On data generated with true xi = 0.60 and 40% of observations truncated at £2m, the naive GPD will return xi around 0.68–0.72. The corrected estimator returns something close to 0.60. The difference in the 99.5th percentile is typically 20–35% on this type of simulation. That is your SCR error from ignoring the truncation.

What is not yet built: conditional EVT

The one area in Albrecher and Beirlant (2025) that insurance-severity does not yet cover is conditional EVT regression — estimating xi(x) and sigma(x) as smooth functions of covariates. The methodology combines an Akritas-Van Keilegom conditional Kaplan-Meier for censoring with kernel-weighted local GPD MLE at each covariate value. This would let you say: “for commercial fleet policies, the tail index is 0.55; for private car TPBI it is 0.70” — not as separate data cuts, but as a continuous function of the risk characteristics, fitted simultaneously.

This is genuinely hard to implement well (bandwidth selection, penalised local MLE, simultaneous confidence bands) and we are watching rather than building for now. The conditional EVT direction is also where insurance-severity would eventually connect with insurance-quantile’s EQRN framework.

The practical checklist

Before your next XL treaty renewal or SCR calculation:

1. What are your policy limits? If your modelling threshold is below any policy limit in your data, use TruncatedGPD with per-policy limits array.

2. What is your IBNR proportion among large claims? If more than 10% of your top-k losses are open reserves, your Hill estimate is biased. Use CensoredHillEstimator with a censored indicator.

3. Does your tail stabilise at pure Pareto? If your Hill plot shows the estimate declining at large k (tail lighter than Pareto), WeibullTemperedPareto may give a better extrapolation.

4. Run all three and compare.

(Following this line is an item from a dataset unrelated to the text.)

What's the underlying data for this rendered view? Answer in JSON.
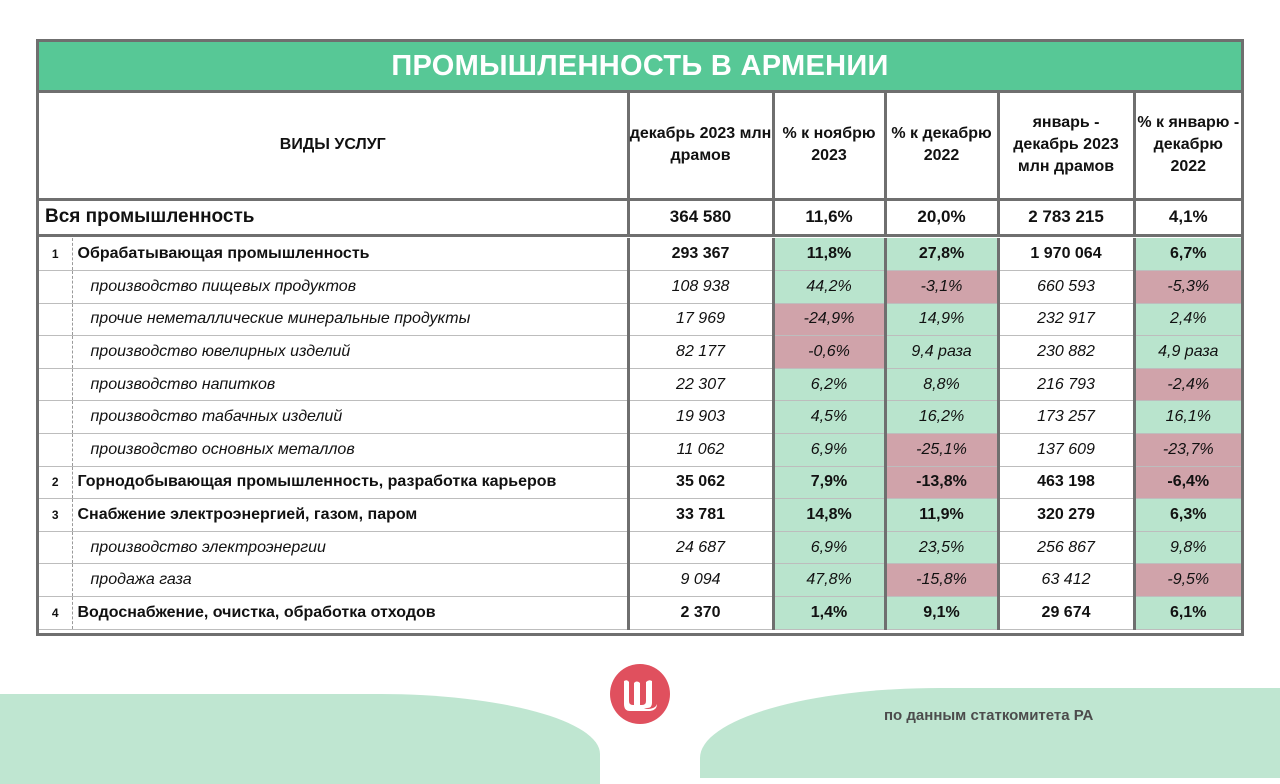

If the naive GPD and the corrected estimators agree, you have evidence the corrections don’t matter for your data. If they disagree by more than 5% in xi, the naive estimate is wrong.

The insurance-severity EVT module handles all of this. The corrections are not optional sophistication for academic papers — they are the difference between an accurate tail model and a biased one. Your reinsurers’ actuaries are running equivalent corrections on their side of the negotiation.

Reference

Albrecher, H. and Beirlant, J. (2025). Statistics of Extremes for the Insurance Industry. arXiv:2511.22272. Handbook chapter for Chapman & Hall Statistics of Extremes.

Companion R package: ReIns (v1.0.16, February 2026). Functions: censHill(), SpliceFitGPD(), SpliceFiticPareto().